Institute of Biotechnology and Biomedicine, Universitat Autònoma de Barcelona, 08193 Barcelona, Spain
Veterinary Research 2011, 42:89 doi:10.1186/1297-9716-42-89Published: 29 July 2011
Erythrocytes are highly abundant circulating cells in the vertebrates, which, with the notable exception of mammals, remain nucleated throughout the entire life cycle. The major function associated with these cells is respiratory gas exchange however other functions including interaction with the immune system have been attributed to these cells. Many viral, prokaryotic and eukaryotic pathogens directly target this cell type and across the vertebrate group a significant number of related pathologies have been reported.
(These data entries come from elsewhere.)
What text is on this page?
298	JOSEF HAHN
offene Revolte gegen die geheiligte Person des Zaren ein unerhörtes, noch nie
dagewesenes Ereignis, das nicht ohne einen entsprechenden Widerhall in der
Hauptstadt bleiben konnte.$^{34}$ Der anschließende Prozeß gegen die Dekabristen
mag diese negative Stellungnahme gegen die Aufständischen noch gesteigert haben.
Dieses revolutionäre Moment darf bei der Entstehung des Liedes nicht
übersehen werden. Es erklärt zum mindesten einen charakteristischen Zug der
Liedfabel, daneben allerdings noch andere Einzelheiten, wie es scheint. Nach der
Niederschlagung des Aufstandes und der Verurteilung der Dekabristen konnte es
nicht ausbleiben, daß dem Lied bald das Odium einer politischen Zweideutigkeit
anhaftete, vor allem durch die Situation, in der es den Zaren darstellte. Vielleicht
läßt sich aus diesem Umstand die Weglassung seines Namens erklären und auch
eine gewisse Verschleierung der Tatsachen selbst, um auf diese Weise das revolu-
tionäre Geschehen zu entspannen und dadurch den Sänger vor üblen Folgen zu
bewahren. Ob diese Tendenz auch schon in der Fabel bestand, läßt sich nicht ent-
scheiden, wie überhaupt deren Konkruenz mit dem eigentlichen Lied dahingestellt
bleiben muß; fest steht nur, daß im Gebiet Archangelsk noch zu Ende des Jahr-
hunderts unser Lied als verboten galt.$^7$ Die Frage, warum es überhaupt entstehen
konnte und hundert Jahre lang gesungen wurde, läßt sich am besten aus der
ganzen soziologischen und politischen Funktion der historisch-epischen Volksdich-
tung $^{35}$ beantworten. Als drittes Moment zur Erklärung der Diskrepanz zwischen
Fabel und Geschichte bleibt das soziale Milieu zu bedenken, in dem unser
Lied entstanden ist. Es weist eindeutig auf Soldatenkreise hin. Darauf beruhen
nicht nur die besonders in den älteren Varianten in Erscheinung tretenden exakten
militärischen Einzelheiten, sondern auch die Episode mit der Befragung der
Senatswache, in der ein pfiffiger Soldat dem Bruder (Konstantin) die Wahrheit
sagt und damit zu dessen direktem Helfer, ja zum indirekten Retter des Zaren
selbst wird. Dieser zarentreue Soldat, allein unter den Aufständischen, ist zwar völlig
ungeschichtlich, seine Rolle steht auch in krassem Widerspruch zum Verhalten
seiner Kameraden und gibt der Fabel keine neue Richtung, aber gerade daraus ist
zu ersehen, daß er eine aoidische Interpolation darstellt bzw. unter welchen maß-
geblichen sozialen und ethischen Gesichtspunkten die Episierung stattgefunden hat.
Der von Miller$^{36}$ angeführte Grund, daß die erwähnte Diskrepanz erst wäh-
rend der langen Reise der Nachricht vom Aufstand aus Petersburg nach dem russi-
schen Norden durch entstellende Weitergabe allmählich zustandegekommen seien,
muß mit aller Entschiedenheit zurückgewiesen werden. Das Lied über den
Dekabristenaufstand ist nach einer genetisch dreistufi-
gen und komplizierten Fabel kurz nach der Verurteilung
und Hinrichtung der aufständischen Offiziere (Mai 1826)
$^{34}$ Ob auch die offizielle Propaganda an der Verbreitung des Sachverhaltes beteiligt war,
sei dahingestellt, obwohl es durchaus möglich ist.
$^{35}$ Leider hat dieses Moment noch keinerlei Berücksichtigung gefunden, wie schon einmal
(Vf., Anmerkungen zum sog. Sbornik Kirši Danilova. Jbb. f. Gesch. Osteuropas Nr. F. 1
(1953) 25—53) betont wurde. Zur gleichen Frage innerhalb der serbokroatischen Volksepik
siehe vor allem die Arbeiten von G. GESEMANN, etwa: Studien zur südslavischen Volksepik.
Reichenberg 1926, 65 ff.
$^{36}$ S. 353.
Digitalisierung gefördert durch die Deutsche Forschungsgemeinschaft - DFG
Across the primary literature mechanisms of interaction, invasion and replication between viruses and erythrocytes have been well described however the functional response of the erythrocyte has been poorly studied. A fragmented series of reports spanning the vertebrates suggests that these cells are capable of functional responses to viral infection. In contrast, in-depth proteomic studies using human erythrocytes have strongly progressed throughout the past decade providing a rich source of information related to protein expression and potential function. Furthermore information at the gene expression level is becoming available. Here we provide a review of erythrocyte-pathogen interactions, erythrocyte functions in immunity and propose in light of recent -omics research that the nucleated erythrocytes may have a direct role in the immune response.